Untuk bisa mendapatkan kebijakan pengurangan Pajak Bumi dan Bangunan (PBB), Wajib Pajak perlu tahu tata cara pengajuannya. Tahapannya adalah sebagai berikut:

  1. Mengajukan permohonan pengurangan Pajak Bumi dan Bangunan (PBB) secara tertulis dalam bahasa Indonesia. Surat ditujukan untuk Kepala Kantor Pelayanan Pajak yang menerbitkan SKP (Surat Ketetapan Pajak) atau SPPT (Surat Pemberitahuan Pajak Terutang).
  2. Mengisi surat permohonan dengan mencantumkan pula berapa persentase pengurangan yang diajukan
  3. Melengkapi dokumen pendukung permohonan pengurangan Pajak Bumi dan Bangunan (PBB) oleh Wajib Pajak perseorangan, berupa:
  • Surat pernyataan Wajib Pajak
  • Fotokopi Kartu Keluarga
  • Fotokopi rekening tagihan air, listrik, dan/atau telepon
  • Fotokopi bukti pelunasan Pajak Bumi dan Bangunan (PBB) pada Tahun Pajak sebelumnya
  • Dokumen pendukung lainnya tergantung pada kondisi (Kartu Tanda Anggota Veteran, surat penganugerahan gelar kehormatan, surat keputusan pensiunan/Purnawirawan, surat keterangan kematian, dan lainnya)

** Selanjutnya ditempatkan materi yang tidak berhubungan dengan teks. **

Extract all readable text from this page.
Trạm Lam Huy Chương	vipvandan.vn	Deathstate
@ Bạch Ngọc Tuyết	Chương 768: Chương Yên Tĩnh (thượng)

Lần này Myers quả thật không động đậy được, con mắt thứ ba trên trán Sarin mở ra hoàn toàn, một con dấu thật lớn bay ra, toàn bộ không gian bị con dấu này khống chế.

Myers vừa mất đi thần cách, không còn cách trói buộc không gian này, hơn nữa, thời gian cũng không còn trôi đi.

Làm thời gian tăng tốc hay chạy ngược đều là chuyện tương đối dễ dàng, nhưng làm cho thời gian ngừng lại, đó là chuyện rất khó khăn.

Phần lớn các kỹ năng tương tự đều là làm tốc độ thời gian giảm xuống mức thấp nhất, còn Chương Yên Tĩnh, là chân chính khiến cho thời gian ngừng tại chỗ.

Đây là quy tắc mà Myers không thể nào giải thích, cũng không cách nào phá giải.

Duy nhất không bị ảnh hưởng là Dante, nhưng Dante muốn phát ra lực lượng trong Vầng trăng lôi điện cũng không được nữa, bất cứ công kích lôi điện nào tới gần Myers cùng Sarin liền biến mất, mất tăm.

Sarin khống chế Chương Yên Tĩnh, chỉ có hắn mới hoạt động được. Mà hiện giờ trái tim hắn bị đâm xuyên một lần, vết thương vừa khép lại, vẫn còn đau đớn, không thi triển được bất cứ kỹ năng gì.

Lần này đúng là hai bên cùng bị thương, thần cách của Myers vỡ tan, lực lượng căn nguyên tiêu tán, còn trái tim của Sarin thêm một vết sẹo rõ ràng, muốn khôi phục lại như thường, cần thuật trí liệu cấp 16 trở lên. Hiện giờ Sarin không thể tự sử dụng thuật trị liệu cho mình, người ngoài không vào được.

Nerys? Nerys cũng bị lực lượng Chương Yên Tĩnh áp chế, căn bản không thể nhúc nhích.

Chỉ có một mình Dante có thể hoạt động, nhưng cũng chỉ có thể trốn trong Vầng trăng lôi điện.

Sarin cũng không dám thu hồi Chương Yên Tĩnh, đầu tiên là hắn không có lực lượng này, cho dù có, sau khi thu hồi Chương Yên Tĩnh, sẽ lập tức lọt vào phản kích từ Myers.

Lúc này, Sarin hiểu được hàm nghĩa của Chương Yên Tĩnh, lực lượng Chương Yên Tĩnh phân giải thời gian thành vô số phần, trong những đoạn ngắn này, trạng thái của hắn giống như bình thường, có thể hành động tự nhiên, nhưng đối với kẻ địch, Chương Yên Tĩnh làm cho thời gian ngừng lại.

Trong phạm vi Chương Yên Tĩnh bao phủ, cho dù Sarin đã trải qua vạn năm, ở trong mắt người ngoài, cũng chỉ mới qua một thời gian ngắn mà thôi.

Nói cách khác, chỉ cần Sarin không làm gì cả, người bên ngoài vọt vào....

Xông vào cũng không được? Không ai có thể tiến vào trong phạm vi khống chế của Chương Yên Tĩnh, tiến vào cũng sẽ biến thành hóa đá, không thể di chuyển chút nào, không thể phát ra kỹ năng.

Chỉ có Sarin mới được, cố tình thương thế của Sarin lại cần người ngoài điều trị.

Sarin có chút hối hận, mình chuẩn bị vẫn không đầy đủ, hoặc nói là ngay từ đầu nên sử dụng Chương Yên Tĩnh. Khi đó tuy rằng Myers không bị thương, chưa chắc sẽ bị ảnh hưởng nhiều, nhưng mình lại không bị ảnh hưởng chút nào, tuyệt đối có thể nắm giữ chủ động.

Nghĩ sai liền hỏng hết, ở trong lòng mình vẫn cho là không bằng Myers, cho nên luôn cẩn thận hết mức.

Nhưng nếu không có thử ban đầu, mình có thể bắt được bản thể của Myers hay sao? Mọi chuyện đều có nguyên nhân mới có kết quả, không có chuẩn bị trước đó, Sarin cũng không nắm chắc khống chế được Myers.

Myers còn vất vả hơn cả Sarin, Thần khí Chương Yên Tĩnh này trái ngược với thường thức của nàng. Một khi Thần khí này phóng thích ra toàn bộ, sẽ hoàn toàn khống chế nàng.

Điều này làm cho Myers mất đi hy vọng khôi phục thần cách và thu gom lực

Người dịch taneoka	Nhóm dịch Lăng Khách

  1. Permohonan keringanan Pajak Bumi dan Bangunan (PBB) harus sudah diberikan setidaknya 3 bulan sejak SKP atau SPPT diterima oleh pihak Wajib Pajak. Jika kasusnya adalah karena bencana alam atau sebab luar biasa, maka batasnya adalah paling lambat 6 bulan kemudian.
  2. Pengurangan Pajak Bumi dan Bangunan (PBB) yang diajukan secara kolektif akan terbit paling lambat pada tanggal 10 Januari sebelum terbitnya SPPT Tahun Pajak berikutnya.

Setelah Wajib Pajak mengajukan permohonan pengurangan Pajak Bumi dan Bangunan (PBB), pihak Kepala Kantor Wilayah Direktorat Jenderal Pajak harus memberikan keputusan paling lambat 4 bulan sejak surat permohonan pengurangan Pajak Bumi dan Bangunan (PBB) diterima.Keputusan dari pihak Kepala Kantor Wilayah Direktorat Jenderal Pajak bisa berupa mengabulkan seluruhnya, mengabulkan sebagian, atau menolak permohonan dari pihak Wajib Pajak.Besaran pengurangan bergantung pada kondisi yang dihadapi pihak Wajib Pajak. Jika kondisinya karena penghasilan rendah maka keringanan pajak bisa saja mencapai 100% dari jumlah Pajak Bumi dan Bangunan (PBB) terutang.